I like to think about Pulse Code Modulation (PCM) as similar to AM radio: there's a high-frequency carrier wave that you amplitude modulate with your low-frequency input signal. The amplitude modulation is done in an indirect way by letting the signal strength set the duty cycle of the carrier wave, which has constant frequency and amplitude. Duty cycle of one for maximal signal strength and duty cycle zero for minimal signal strength. After low-pass filtering to get rid of the carrier wave, the output signal then approximates the input signal. For Michael Smith's PCM library for AVR MCUs, the carrier wave is a 62.5 kHz ultrasonic square wave. Here is the measured output on Pin 11 for an Arduino clone (with the ATmega328P chip) that is running PCM:

The amplitude of the input signal is set to zero until t = 0.09 ms when it is cranked up to half the maximum value, resulting in a duty cycle of 1/2. As can be seen, some of the carrier wave is bleeding through even with the amplitude turned all the way down. I'm not sure why. [Edit: On ATmega168 and ATmega328 the timers have a minimum duty cycle of 1/256 in fast-PWM mode, as explained in an excellent blog post by @Ken Shirriff ]. The sampling frequency of the PCM library is 8 kHz, so the duty cycle can be changed every 7.8125 periods of the carrier wave (compare with the seven periods shown in the plot). The separation of time scales between carrier and signal is thus not great, which motivated the development of the active filter documented in my previous log entry. The square wave is not that impressive, one could of course to better with an NE555. However, the nice thing about generating the carrier wave on an AVR MCU is that also the modulation becomes easy to implement.

The duty-cycle modulation is done in an Interrupt Service Routine (ISR) that reads the audio-amplitude data byte by byte from flash memory. Resources are scarce, both memory and clock cycles, so it is not possible to decompress audio that uses some fancy compression scheme. With 8 kHz sampling frequency, the Nyquist frequency is 4 kHz. You can't really halve that without going from lofi to nofi, so to extend playback time the only option is to reduce the bit depth of the signal samples.

The original PCM library only supports 8-bit depth, but I've extended it to also be able to play back bit-crushed audio, with a bit depth of 4, 2, or 1. I've also made some other changes (so that avr-gcc can build and link without Arduino code and to allow playback of multiple audio samples, and multiple times). The latest version of my code can be found in the cardeaduino GitHub repo, but I'll upload the source files to this project page too.

To debug and test my code I have been using a 1 kHz sine wave generated as a wav file by SoX. The PCM library wants the audio signal in the form of an array of unsigned chars stored in flash memory. To accommodate PCM I've used  a converter I call wav2h, that can also be found in the cardeaduino repo. It is based on wav2c by Mathieu Brethes. I've added bit crushing and made some other minor changes. Wav2h takes a mono, 8 kHz wav file as input and outputs a header file with a data array containing the audio samples, as well as some meta data. I've started referring to the output format as "raudio". The header file can be included in an Arduino sketch (cardeaduino.ino in the namesake repo) or in the C source for avr-gcc (cardeaduino.c).

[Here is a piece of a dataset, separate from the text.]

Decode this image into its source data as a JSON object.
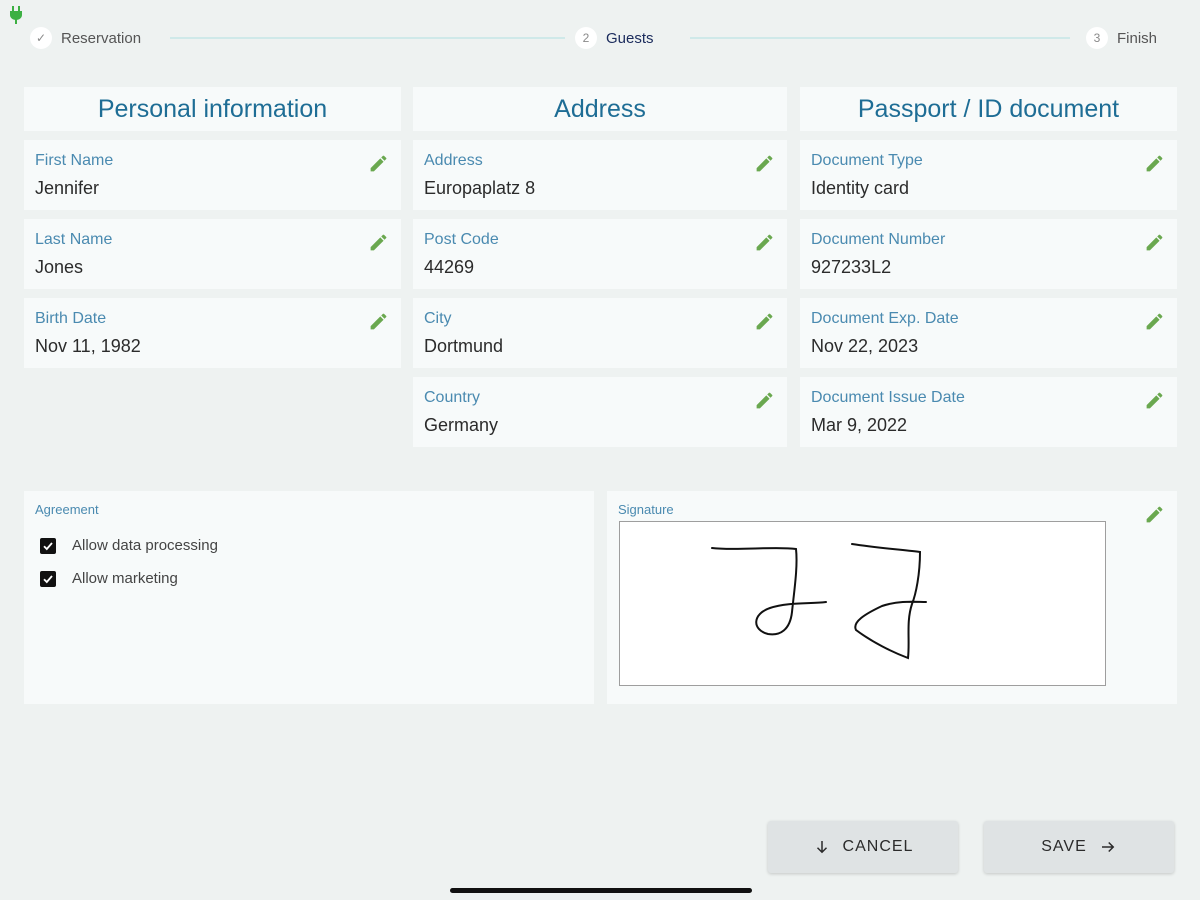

Here is what the full resolution (8-bit) "raudio" version of the sine wave looks like:

One thing I learned from this is that SoX doesn't put out a rails-to-rails signal in its wav output files! Here's the bit-crushed version, with 4-bit depth (two samples stored in a single byte):

Literally 2-bit version (four samples per byte):

And finally the 1-bit version (eight samples per byte):

I haven't done any extensive testing yet, but tentatively I think that the 4-bit version might be generally useful for lofi. It sounds pretty similar to 8-bits, but with some pretty tolerable noise added. Two-bit might be acceptable in some cases too.